The third instalment of the Meet the Parents franchise, Little Fockers is mildly amusing at times but fails to offer anything new. Hopefully this will be the final film in the series, despite the decent box office returns thus far.

As the fifth birthday of his twins approaches, Greg decides to moonlight for a drugs company in order to pay the bills. Greg is getting on well with his father-in-law Jack, who asks Greg to be the new head of the family. Chaos ensues, however, when Jack begins to have suspicions about Greg’s work…

Little Fockers is incredibly formulaic, rehashing the same ideas and narrative devices from the first two films. There appears to be no evolution in the relationship between Greg and Jack, as the same old dynamics come into play yet again. Characters from the first two films fulfil the same roles, never straying into new territory. Furthermore, there appears to be a rather gaping plot hole for anyone who has seen the first film. In Little Fockers Jack wants Greg to take over as head of the family. It is never mentioned that Jack has a son of his own, or why he would prefer Greg in this role rather than his own son. The omission of Jack and Dina’s son could have been referred to in the rather forgettable second instalment Meet the Fockers, but this oversight nevertheless indicates lazy writing.

Little Fockers employs the same style of humour as the first two films. Innuendo is mixed together with slapstick and crude jokes. While Meet the Parents had some great physical comedy, the set-ups in Little Fockers are mildly amusing at best, rather than hilarious.

Little Fockers features many of the same characters from the first two films. These characters fall into the same patterns as the last film; there is no sense of development. Equally, none of the actors are stretched in Little Fockers. Robert De Niro phones in his performance; it is rather sad to see him parodying a role that brought him great acclaim with the ‘GodFocker’ nonsense. Owen Wilson’s Kevin was one of the funniest characters in Meet the Parents, but a poor script lets down an enthusiastic performance in this episode.

Little Fockers introduces a few new minor characters. Paul Weitz’s film has a stellar cast featuring De Niro, Dustin Hoffman and Harvey Keitel. Yet Keitel and Laura Dern are underused, while Jessica Alba is at times awful as drug rep Andi.

Little Fockers is a rather tired and unimaginative movie. The promise of the all-star cast is ultimately let down by a lacklustre script that does not deliver.

Film Review: Dinner for Schmucks

What do you get when you cross Jay Roach, the director of Meet the Parents, with actors Steve Carell, Paul Rudd and Zach Galifianakis? Dinner for Schmucks, a comedy that is only sporadically funny, and ultimately disappoints.

In order to achieve a big promotion at work, Tim needs to find an idiot to bring to his boss’ dinner party. After bumping into an unusual guy called Barry, Tim thinks he has found the perfect guest, little realising the impact Barry will have on his life…
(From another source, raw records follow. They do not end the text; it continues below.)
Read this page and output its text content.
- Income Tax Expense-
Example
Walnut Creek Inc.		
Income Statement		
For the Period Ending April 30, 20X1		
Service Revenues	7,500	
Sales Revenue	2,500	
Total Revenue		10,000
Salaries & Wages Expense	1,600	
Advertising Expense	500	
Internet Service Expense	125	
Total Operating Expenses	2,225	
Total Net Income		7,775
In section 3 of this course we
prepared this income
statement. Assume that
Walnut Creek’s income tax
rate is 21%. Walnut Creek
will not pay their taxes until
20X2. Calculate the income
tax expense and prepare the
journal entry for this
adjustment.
Like many others, Dinner for Schmucks is a film that attempts to straddle humour with a more heartfelt narrative. Thanks to the performances of Rudd and Carell, the emotion seems genuine, yet the comedy is lacking in comparison. Surprising, considering the talent involved in the film. Whilst there are some laughs to be had, the film does not live up to expectations. The climactic scene, in particular, should have been much more humorous than it is.
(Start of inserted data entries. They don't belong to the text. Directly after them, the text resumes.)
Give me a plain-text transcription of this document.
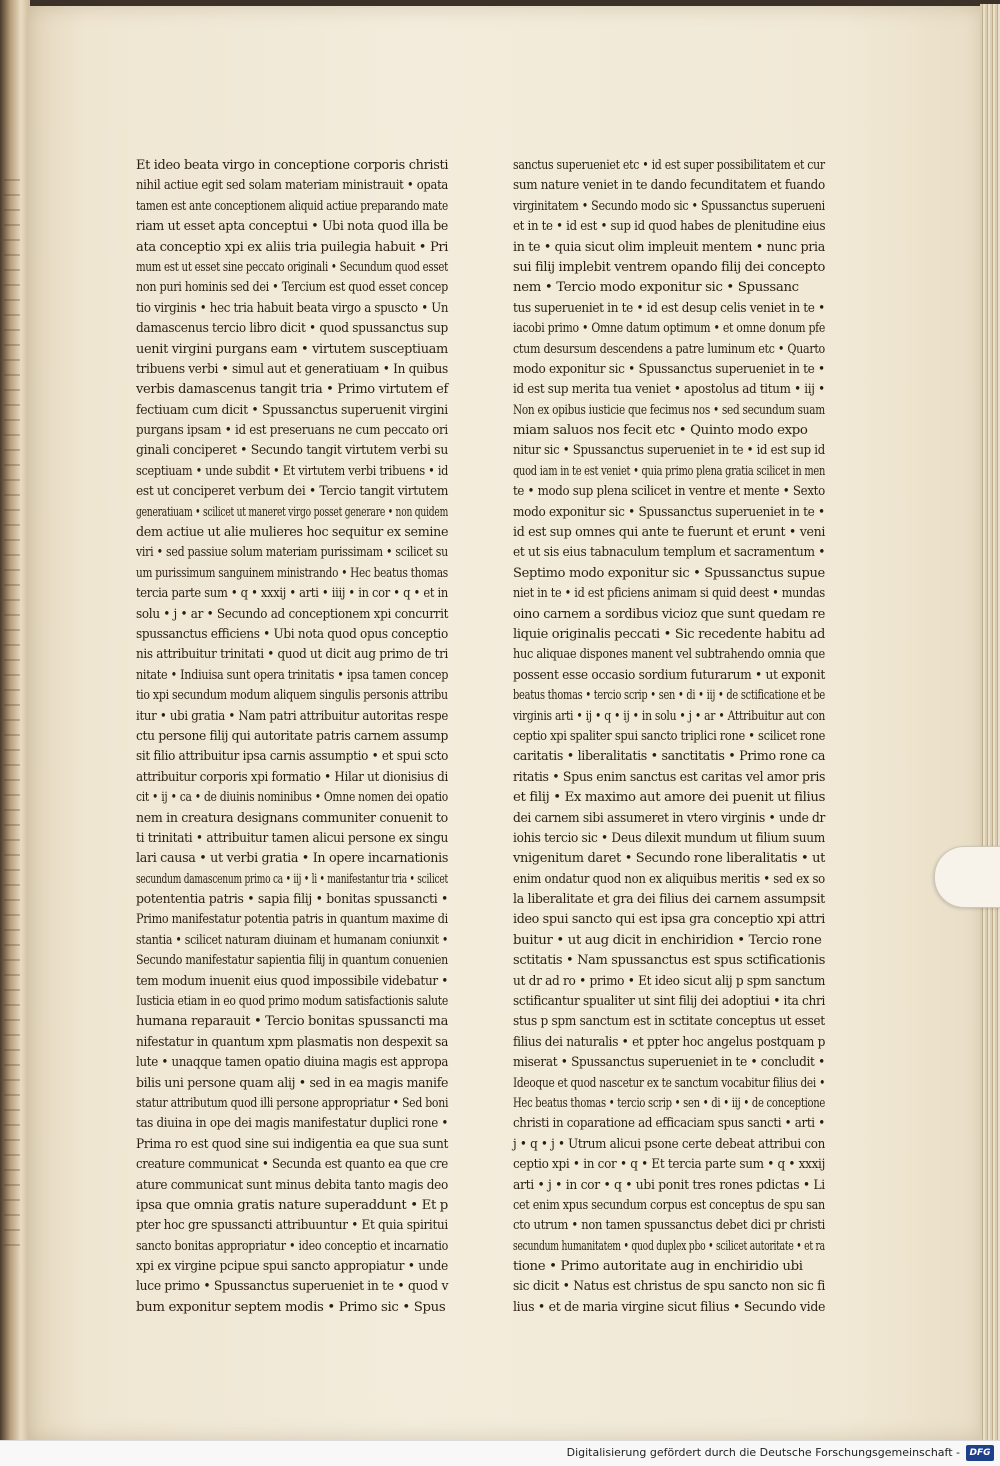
Et ideo beata virgo in conceptione corporis christi
nihil actiue egit sed solam materiam ministrauit • opata
tamen est ante conceptionem aliquid actiue preparando mate
riam ut esset apta conceptui • Ubi nota quod illa be
ata conceptio xpi ex aliis tria puilegia habuit • Pri
mum est ut esset sine peccato originali • Secundum quod esset
non puri hominis sed dei • Tercium est quod esset concep
tio virginis • hec tria habuit beata virgo a spuscto • Un
damascenus tercio libro dicit • quod spussanctus sup
uenit virgini purgans eam • virtutem susceptiuam
tribuens verbi • simul aut et generatiuam • In quibus
verbis damascenus tangit tria • Primo virtutem ef
fectiuam cum dicit • Spussanctus superuenit virgini
purgans ipsam • id est preseruans ne cum peccato ori
ginali conciperet • Secundo tangit virtutem verbi su
sceptiuam • unde subdit • Et virtutem verbi tribuens • id
est ut conciperet verbum dei • Tercio tangit virtutem
generatiuam • scilicet ut maneret virgo posset generare • non quidem
dem actiue ut alie mulieres hoc sequitur ex semine
viri • sed passiue solum materiam purissimam • scilicet su
um purissimum sanguinem ministrando • Hec beatus thomas
tercia parte sum • q • xxxij • arti • iiij • in cor • q • et in
solu • j • ar • Secundo ad conceptionem xpi concurrit
spussanctus efficiens • Ubi nota quod opus conceptio
nis attribuitur trinitati • quod ut dicit aug primo de tri
nitate • Indiuisa sunt opera trinitatis • ipsa tamen concep
tio xpi secundum modum aliquem singulis personis attribu
itur • ubi gratia • Nam patri attribuitur autoritas respe
ctu persone filij qui autoritate patris carnem assump
sit filio attribuitur ipsa carnis assumptio • et spui scto
attribuitur corporis xpi formatio • Hilar ut dionisius di
cit • ij • ca • de diuinis nominibus • Omne nomen dei opatio
nem in creatura designans communiter conuenit to
ti trinitati • attribuitur tamen alicui persone ex singu
lari causa • ut verbi gratia • In opere incarnationis
secundum damascenum primo ca • iij • li • manifestantur tria • scilicet
potententia patris • sapia filij • bonitas spussancti •
Primo manifestatur potentia patris in quantum maxime di
stantia • scilicet naturam diuinam et humanam coniunxit •
Secundo manifestatur sapientia filij in quantum conuenien
tem modum inuenit eius quod impossibile videbatur •
Iusticia etiam in eo quod primo modum satisfactionis salute
humana reparauit • Tercio bonitas spussancti ma
nifestatur in quantum xpm plasmatis non despexit sa
lute • unaqque tamen opatio diuina magis est appropa
bilis uni persone quam alij • sed in ea magis manife
statur attributum quod illi persone appropriatur • Sed boni
tas diuina in ope dei magis manifestatur duplici rone •
Prima ro est quod sine sui indigentia ea que sua sunt
creature communicat • Secunda est quanto ea que cre
ature communicat sunt minus debita tanto magis deo
ipsa que omnia gratis nature superaddunt • Et p
pter hoc gre spussancti attribuuntur • Et quia spiritui
sancto bonitas appropriatur • ideo conceptio et incarnatio
xpi ex virgine pcipue spui sancto appropiatur • unde
luce primo • Spussanctus superueniet in te • quod v
bum exponitur septem modis • Primo sic • Spus
sanctus superueniet etc • id est super possibilitatem et cur
sum nature veniet in te dando fecunditatem et fuando
virginitatem • Secundo modo sic • Spussanctus superueni
et in te • id est • sup id quod habes de plenitudine eius
in te • quia sicut olim impleuit mentem • nunc pria
sui filij implebit ventrem opando filij dei concepto
nem • Tercio modo exponitur sic • Spussanc
tus superueniet in te • id est desup celis veniet in te •
iacobi primo • Omne datum optimum • et omne donum pfe
ctum desursum descendens a patre luminum etc • Quarto
modo exponitur sic • Spussanctus superueniet in te •
id est sup merita tua veniet • apostolus ad titum • iij •
Non ex opibus iusticie que fecimus nos • sed secundum suam
miam saluos nos fecit etc • Quinto modo expo
nitur sic • Spussanctus superueniet in te • id est sup id
quod iam in te est veniet • quia primo plena gratia scilicet in men
te • modo sup plena scilicet in ventre et mente • Sexto
modo exponitur sic • Spussanctus superueniet in te •
id est sup omnes qui ante te fuerunt et erunt • veni
et ut sis eius tabnaculum templum et sacramentum •
Septimo modo exponitur sic • Spussanctus supue
niet in te • id est pficiens animam si quid deest • mundas
oino carnem a sordibus vicioz que sunt quedam re
liquie originalis peccati • Sic recedente habitu ad
huc aliquae dispones manent vel subtrahendo omnia que
possent esse occasio sordium futurarum • ut exponit
beatus thomas • tercio scrip • sen • di • iij • de sctificatione et be
virginis arti • ij • q • ij • in solu • j • ar • Attribuitur aut con
ceptio xpi spaliter spui sancto triplici rone • scilicet rone
caritatis • liberalitatis • sanctitatis • Primo rone ca
ritatis • Spus enim sanctus est caritas vel amor pris
et filij • Ex maximo aut amore dei puenit ut filius
dei carnem sibi assumeret in vtero virginis • unde dr
iohis tercio sic • Deus dilexit mundum ut filium suum
vnigenitum daret • Secundo rone liberalitatis • ut
enim ondatur quod non ex aliquibus meritis • sed ex so
la liberalitate et gra dei filius dei carnem assumpsit
ideo spui sancto qui est ipsa gra conceptio xpi attri
buitur • ut aug dicit in enchiridion • Tercio rone
sctitatis • Nam spussanctus est spus sctificationis
ut dr ad ro • primo • Et ideo sicut alij p spm sanctum
sctificantur spualiter ut sint filij dei adoptiui • ita chri
stus p spm sanctum est in sctitate conceptus ut esset
filius dei naturalis • et ppter hoc angelus postquam p
miserat • Spussanctus superueniet in te • concludit •
Ideoque et quod nascetur ex te sanctum vocabitur filius dei •
Hec beatus thomas • tercio scrip • sen • di • iij • de conceptione
christi in coparatione ad efficaciam spus sancti • arti •
j • q • j • Utrum alicui psone certe debeat attribui con
ceptio xpi • in cor • q • Et tercia parte sum • q • xxxij
arti • j • in cor • q • ubi ponit tres rones pdictas • Li
cet enim xpus secundum corpus est conceptus de spu san
cto utrum • non tamen spussanctus debet dici pr christi
secundum humanitatem • quod duplex pbo • scilicet autoritate • et ra
tione • Primo autoritate aug in enchiridio ubi
sic dicit • Natus est christus de spu sancto non sic fi
lius • et de maria virgine sicut filius • Secundo vide
Digitalisierung gefördert durch die Deutsche Forschungsgemeinschaft -	DFG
As Barry, Carell is amusing, and elicits sympathy in the film’s more serious moments. However, some of the humour from this character falls flat, and he occasionally comes across as annoying. The most humorous characters in the film are Therman (played by Galifianakis) and artist Kieran (Jermaine Clement). Therman is comical in how serious he takes himself, whilst Kieran is often hilarious as the larger-than-life artist interested in Tim’s girlfriend. In a minor role, David Walliams is not as amusing as perhaps the filmmakers intended.

The film’s title sequence depicts the mice artworks (Barry’s hobby) being assembled with pain-staking detail. Accompanied by Theodore Shapiro’s lovely score, this introduction gives the impression of an offbeat, quirky little movie. The marketing for Dinner for Schmucks would suggest a raucous comedy. The end result in fact is neither of these; it is a comedy that fails to be consistently funny.

Furthermore, the message of the film conflicts too overtly with the aim. Whilst on the one hand the audience is supposed to laugh at the peculiarities of Barry, on the other we are told that it is wrong to make fun of people who are a bit different. Had Dinner for Schmucks decided to plump for just one of these opinions (either that it is fine to laugh at others, or that it is wrong), it may have been a better film.

Ultimately, however, Dinner for Schmucks showcases a range of comedic talent let down by a lacklustre script.